Gemant was the son of Eugen Gyemant and his wife Vilma, née Berkow. As a medical student, Gemant took part in the First World War with the Imperial and Royal Army. In 1919 he received a medical degree from the University of Budapest . From 1920 to 1922 he studied at the Friedrich Wilhelm University in Berlin . During this time he worked in the laboratories of Leonor Michaelis and Herbert Freundlich . In 1922 he received his doctorate in physics.

He completed his habilitation with a thesis on physical chemistry. From 1925 to 1932 was a member of the research department of the Siemens-Schuckert cable factory in Berlin and at the same time from 1928 to 1933 private lecturer for high voltage technology at the Technical University of Berlin . From 1932 to 1933 he worked briefly at the Heinrich Hertz Institute for Oscillation Research.

In 1933 Gemant emigrated to Great Britain. He received a position at the Engineering Laboratory at Oxford University , financed among other things by donations from the Metropolitan-Vickers Electric Company , where he worked until 1937.

In 1938 Gemant went to the United States. There he did research from 1938 to 1939 at the Electrical Engineering Department of the University of Wisconsin. From 1940 to 1960 he worked for the Detroit Edison Company as a physicist. Since 1961 he has been a research associate at Grace Hospital in Detroit. He held this position until 1971. His last position was from 1972 to 1983 in the Department of Biochemistry at Wayne State University .

Gemant wrote an autobiography around 1963, which is now kept in the Niels-Bohr Library.

Gemant's main research interests were the fluorescence of X-rays, viscoelasticity, fractional differentials, high voltage physics, the electrochemistry of oils and high voltage cables.

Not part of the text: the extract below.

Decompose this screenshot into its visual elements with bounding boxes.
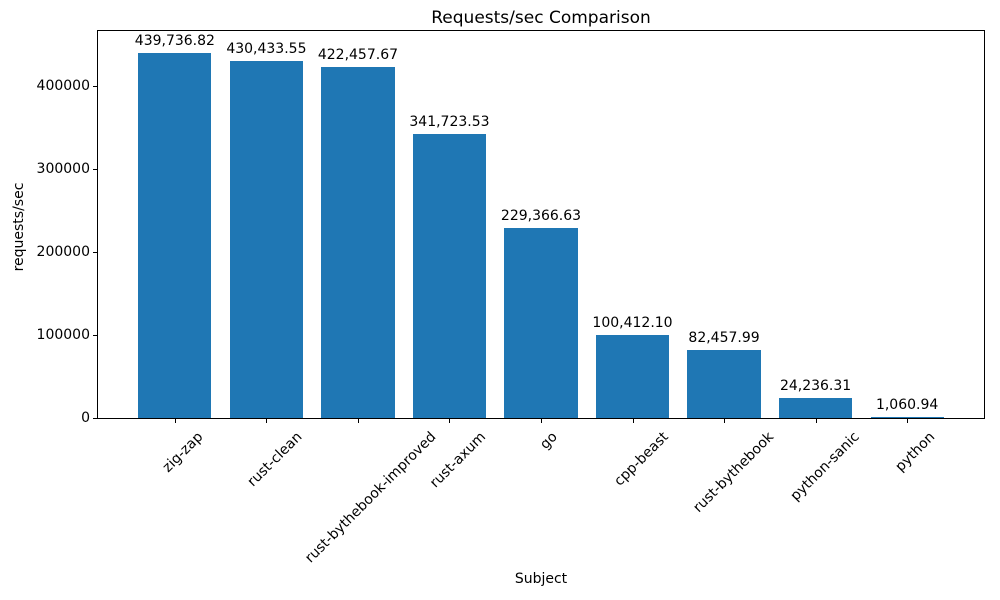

The Andrew Gemant Award is named after Gemant and has been presented annually by the American Institute of Physics since 1987 to people who, in the Institute's opinion, have achieved outstanding achievements in the field of physics.

family

Gemant was married to Sophia Ida "Susie" Marie Staap since 1933.

Fonts

  • The frequency response of the breakdown voltage in the thermal area , 1934. (together with Karl Willy Wagner)

literature

  • Nathan Kravetz: Displaced German Scholars. A Guide to Academics in peril in Nazi Germany , 1936.
  • Allen G. Debus: World Who's who in Science: A Biographical Dictionary of Notable Scientists from Antiquity to the Present , 1968, p. 642.